The U.S. Commission of Fish and Fisheries, commonly known as the Fish Commission, was created in 1871. One year later, Congress added fish culture to its scope of work. Commissioner Spencer Baird had already been allotted $5,000 — about $110,000 today — by Congress to study and recommend solutions to the apparent decline in New England fish. The newly formed American Fish Culturists Association urged Congress “to take measures for the introduction and artificial propagation of shad, salmon, and other valuable food fish throughout the country.” This new task received Congressional support and $15,000 — about $328,000 today — was allocated to the commission for research and promotion.
Fish culture was viewed by many as a possible solution to depleted East Coast populations like salmon and American shad. It was also a means to introduce new fish to new waters, creating economic opportunity and a new source of food for a growing population. It soon became a major focus of the Fish Commission’s work.
But how would fish eggs or live young fish be transported for release a great distance away? Railroads provided a safe and inexpensive solution.
Livingston Stone, a prominent fish culturist and founder of what became the American Fisheries Society, was hired by Baird and immediately set to work. On August 30, 1872, he collected and fertilized salmon eggs at what became the Baird Station on the McCloud River in northern California. He then shipped them to the East Coast by rail.
After a few unsuccessful attempts with introducing other species, Stone released 35,000 Hudson River shad into the Sacramento River in July 1873. After repeated efforts, the Atlantic species became well established on the West Coast.
The live fish were transported in open milk cans in baggage cars. Stone changed the water every two hours to keep the water temperatures at suitable levels during transit. After days of around- the- clock care, most of the shad arrived in good condition. They were planted in the Sacramento River and other coastal streams. The experiments in acclimatization — introducing new fish to new locations — were a success.
The Fish Car Era
Shipping live fish across the country required new techniques, procedures, and equipment to keep fish and eggs in good condition. Live cars, box-like containers to hold water containing young fish, were built. New systems and equipment were developed, like the McDonald hatching jar. This kept fish eggs rotating uniformly, to aerate the water and keep temperatures within suitable ranges.
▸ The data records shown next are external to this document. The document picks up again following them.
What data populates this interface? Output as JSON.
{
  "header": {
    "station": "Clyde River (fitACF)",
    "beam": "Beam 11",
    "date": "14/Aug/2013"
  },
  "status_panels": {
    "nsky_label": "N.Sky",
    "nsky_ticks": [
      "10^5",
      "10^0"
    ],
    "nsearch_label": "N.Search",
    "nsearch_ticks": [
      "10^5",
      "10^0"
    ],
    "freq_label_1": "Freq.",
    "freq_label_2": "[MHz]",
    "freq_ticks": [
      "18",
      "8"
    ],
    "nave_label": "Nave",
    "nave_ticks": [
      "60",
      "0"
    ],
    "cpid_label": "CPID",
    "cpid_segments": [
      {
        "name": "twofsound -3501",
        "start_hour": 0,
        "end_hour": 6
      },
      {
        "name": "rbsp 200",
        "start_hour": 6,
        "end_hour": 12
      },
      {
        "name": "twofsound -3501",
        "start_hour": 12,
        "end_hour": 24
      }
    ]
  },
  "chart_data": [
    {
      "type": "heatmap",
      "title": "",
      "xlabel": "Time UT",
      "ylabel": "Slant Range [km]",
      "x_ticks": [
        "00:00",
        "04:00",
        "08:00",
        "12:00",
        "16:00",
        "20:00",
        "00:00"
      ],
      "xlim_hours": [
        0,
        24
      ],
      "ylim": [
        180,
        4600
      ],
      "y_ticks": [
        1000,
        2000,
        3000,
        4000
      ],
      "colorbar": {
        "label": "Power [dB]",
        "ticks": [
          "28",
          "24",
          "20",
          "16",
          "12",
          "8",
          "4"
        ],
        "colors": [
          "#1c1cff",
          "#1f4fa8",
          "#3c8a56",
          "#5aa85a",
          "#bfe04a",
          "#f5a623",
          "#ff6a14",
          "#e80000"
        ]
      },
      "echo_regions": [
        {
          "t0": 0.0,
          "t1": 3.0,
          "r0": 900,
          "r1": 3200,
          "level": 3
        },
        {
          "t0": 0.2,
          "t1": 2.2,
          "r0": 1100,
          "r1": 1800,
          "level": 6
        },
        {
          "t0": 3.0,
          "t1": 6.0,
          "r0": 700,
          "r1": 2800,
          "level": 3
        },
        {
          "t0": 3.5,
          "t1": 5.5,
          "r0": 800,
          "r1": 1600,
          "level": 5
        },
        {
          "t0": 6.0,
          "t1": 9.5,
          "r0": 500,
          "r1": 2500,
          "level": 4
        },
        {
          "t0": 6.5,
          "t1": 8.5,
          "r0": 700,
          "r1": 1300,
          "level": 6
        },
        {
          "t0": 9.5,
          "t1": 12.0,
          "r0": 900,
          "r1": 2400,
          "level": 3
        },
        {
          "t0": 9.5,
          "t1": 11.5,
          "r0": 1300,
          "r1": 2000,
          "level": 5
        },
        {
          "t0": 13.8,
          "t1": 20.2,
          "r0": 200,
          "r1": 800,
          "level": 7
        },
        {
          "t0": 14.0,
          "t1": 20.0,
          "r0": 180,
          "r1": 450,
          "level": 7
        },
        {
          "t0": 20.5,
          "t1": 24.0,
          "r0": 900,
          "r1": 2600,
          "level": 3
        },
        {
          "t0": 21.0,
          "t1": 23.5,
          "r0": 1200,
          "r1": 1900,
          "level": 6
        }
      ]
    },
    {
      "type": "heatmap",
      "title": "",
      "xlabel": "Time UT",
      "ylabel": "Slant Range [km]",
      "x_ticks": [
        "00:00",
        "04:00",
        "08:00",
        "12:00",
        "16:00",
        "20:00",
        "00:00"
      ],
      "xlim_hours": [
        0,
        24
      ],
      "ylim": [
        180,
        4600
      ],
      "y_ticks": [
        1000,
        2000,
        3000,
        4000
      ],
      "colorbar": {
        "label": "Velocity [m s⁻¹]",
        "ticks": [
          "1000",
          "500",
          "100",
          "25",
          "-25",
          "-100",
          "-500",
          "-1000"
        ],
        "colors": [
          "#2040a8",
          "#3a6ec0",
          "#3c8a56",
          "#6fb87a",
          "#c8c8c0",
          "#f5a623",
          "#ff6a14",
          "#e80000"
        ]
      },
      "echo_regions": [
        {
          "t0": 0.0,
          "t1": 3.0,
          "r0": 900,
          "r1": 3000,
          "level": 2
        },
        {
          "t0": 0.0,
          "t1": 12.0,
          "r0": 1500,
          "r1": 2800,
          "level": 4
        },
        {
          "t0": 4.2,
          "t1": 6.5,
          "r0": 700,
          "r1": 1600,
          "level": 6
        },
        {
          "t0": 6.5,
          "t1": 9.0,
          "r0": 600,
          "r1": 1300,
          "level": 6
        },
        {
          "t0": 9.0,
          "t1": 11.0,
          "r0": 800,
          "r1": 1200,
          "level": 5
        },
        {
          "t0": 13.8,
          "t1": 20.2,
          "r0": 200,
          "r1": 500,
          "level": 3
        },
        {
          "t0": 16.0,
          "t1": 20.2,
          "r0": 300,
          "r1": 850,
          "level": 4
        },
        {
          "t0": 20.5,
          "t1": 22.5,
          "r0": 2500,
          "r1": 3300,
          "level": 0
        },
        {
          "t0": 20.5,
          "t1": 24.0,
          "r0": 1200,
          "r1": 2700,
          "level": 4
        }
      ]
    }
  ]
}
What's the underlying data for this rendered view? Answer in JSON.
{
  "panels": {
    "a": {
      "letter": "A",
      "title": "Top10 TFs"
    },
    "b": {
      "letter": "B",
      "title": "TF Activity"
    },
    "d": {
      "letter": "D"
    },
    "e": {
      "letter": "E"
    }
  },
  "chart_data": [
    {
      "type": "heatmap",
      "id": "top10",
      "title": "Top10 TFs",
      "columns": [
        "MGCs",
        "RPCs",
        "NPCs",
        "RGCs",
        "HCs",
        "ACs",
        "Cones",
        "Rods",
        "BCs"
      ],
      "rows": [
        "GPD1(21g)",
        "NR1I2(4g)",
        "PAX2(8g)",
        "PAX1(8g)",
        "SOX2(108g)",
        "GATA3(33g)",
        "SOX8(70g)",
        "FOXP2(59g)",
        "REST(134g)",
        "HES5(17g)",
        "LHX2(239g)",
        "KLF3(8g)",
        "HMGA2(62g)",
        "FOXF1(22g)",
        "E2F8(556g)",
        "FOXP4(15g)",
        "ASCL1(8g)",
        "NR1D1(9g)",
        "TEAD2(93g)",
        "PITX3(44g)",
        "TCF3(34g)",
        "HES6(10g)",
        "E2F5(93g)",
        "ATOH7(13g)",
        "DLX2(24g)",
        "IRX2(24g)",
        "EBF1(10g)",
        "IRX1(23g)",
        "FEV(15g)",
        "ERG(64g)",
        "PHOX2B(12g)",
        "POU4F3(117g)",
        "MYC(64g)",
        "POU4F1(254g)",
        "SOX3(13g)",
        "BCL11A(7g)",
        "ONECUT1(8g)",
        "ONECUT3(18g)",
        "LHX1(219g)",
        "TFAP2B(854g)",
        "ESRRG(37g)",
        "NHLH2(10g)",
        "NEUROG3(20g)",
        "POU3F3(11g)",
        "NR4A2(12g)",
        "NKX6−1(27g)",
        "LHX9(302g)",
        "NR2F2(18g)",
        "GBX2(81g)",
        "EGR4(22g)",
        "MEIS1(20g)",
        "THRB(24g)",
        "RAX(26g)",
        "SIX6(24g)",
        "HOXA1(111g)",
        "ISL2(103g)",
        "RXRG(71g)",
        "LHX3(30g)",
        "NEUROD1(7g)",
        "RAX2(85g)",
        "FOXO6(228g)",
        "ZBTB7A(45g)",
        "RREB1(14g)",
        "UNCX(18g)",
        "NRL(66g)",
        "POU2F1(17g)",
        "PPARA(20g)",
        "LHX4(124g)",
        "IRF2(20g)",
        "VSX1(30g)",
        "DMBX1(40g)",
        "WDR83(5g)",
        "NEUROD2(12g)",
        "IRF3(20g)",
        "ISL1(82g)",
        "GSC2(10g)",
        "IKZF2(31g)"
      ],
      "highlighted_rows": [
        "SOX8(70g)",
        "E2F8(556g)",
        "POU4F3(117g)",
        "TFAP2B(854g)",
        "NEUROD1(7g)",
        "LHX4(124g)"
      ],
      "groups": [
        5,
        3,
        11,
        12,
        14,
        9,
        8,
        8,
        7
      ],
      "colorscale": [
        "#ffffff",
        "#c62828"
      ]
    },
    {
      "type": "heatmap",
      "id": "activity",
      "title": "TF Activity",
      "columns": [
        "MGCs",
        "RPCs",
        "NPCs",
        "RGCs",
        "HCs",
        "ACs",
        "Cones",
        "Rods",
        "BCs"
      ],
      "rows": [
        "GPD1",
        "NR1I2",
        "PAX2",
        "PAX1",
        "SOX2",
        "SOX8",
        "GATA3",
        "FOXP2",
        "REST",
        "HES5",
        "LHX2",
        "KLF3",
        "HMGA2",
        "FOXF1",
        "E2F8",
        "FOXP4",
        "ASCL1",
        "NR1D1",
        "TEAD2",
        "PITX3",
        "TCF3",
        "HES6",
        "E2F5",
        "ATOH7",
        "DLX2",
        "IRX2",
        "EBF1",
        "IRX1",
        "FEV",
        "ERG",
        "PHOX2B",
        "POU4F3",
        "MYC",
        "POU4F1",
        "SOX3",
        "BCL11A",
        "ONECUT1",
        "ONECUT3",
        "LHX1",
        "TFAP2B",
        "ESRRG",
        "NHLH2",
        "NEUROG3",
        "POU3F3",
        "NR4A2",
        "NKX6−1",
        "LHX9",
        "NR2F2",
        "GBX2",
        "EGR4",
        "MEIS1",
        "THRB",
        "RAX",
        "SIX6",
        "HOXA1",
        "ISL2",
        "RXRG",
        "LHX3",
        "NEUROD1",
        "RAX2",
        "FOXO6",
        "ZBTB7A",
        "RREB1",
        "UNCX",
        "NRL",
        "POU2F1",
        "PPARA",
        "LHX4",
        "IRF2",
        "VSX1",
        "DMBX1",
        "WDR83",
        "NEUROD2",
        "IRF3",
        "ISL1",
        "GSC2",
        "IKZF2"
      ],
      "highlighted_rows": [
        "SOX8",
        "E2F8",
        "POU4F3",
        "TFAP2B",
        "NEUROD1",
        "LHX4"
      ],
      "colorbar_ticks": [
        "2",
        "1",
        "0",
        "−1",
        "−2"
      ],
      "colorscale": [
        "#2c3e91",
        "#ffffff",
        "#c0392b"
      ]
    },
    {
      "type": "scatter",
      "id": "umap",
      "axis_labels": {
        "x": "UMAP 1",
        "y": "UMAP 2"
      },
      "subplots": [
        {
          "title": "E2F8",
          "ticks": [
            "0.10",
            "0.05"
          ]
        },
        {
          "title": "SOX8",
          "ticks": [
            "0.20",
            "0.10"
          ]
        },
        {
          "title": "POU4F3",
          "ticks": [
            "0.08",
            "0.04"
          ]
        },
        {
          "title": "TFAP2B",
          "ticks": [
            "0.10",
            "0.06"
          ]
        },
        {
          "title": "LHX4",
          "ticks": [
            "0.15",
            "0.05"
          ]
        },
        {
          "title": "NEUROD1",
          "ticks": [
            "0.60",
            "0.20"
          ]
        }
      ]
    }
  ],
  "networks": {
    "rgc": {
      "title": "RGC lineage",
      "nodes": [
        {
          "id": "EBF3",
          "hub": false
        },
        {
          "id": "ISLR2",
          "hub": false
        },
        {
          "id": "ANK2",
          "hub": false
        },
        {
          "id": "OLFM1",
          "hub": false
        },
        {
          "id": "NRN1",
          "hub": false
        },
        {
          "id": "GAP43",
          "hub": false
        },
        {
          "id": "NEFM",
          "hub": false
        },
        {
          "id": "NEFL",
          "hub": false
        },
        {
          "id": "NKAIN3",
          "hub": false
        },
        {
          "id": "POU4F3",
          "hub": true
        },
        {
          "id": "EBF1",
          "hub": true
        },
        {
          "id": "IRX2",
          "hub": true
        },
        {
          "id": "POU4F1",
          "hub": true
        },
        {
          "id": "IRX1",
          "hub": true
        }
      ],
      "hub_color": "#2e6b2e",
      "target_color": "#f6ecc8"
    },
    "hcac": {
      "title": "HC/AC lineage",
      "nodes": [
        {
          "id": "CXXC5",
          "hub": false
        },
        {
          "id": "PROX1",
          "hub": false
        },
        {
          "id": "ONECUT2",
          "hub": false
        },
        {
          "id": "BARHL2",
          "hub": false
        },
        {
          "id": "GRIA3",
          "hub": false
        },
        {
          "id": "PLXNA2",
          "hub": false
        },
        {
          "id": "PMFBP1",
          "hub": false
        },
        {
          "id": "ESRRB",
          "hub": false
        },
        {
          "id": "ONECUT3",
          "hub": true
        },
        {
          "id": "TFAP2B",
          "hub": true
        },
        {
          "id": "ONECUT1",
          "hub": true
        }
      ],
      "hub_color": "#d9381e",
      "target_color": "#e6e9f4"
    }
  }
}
By 1881, the volume of fish being transported by rail led to the purchase of the first “fish car” — a baggage car specifically designed for carrying fish. The Fish Commission eventually had 10 fish cars; several state fish commissions built their own fish cars to transport freshwater fish to U.S. locations. These unique fish cars were displayed at the Chicago World’s Fair in 1893 and at other major exhibitions and festivals during what railroad enthusiasts call ”the “fish car era.”
The live cars were also transported in the baggage cars of passenger trains without extra charge. Baird obtained special low-rate tickets for commission officers and employees to travel to and from Woods Hole, Massachusetts, where the commission's main hatchery was located. Fish culturists, called messengers, were allowed to ride in the baggage cars during the trip to tend to the live cargo.
Salmon and other West Coast species, striped bass, catfish, eels, and lobsters were soon routinely shipped across the country. The Fish Commission became a major source of fish and fish eggs for distribution in the United States and overseas. Its work in fish culture gained worldwide acclaim.
Among many international honors, Spencer Baird was awarded the gold medal from the Emperor of Germany at the 1880 International Exhibition in Berlin. The high honor was given partly for the commission’s exhibit, but also to recognize Baird as the top fish culturist in the world. The success of marine fish culturing and growth of fish farms for many species is part of Baird’s vast legacy.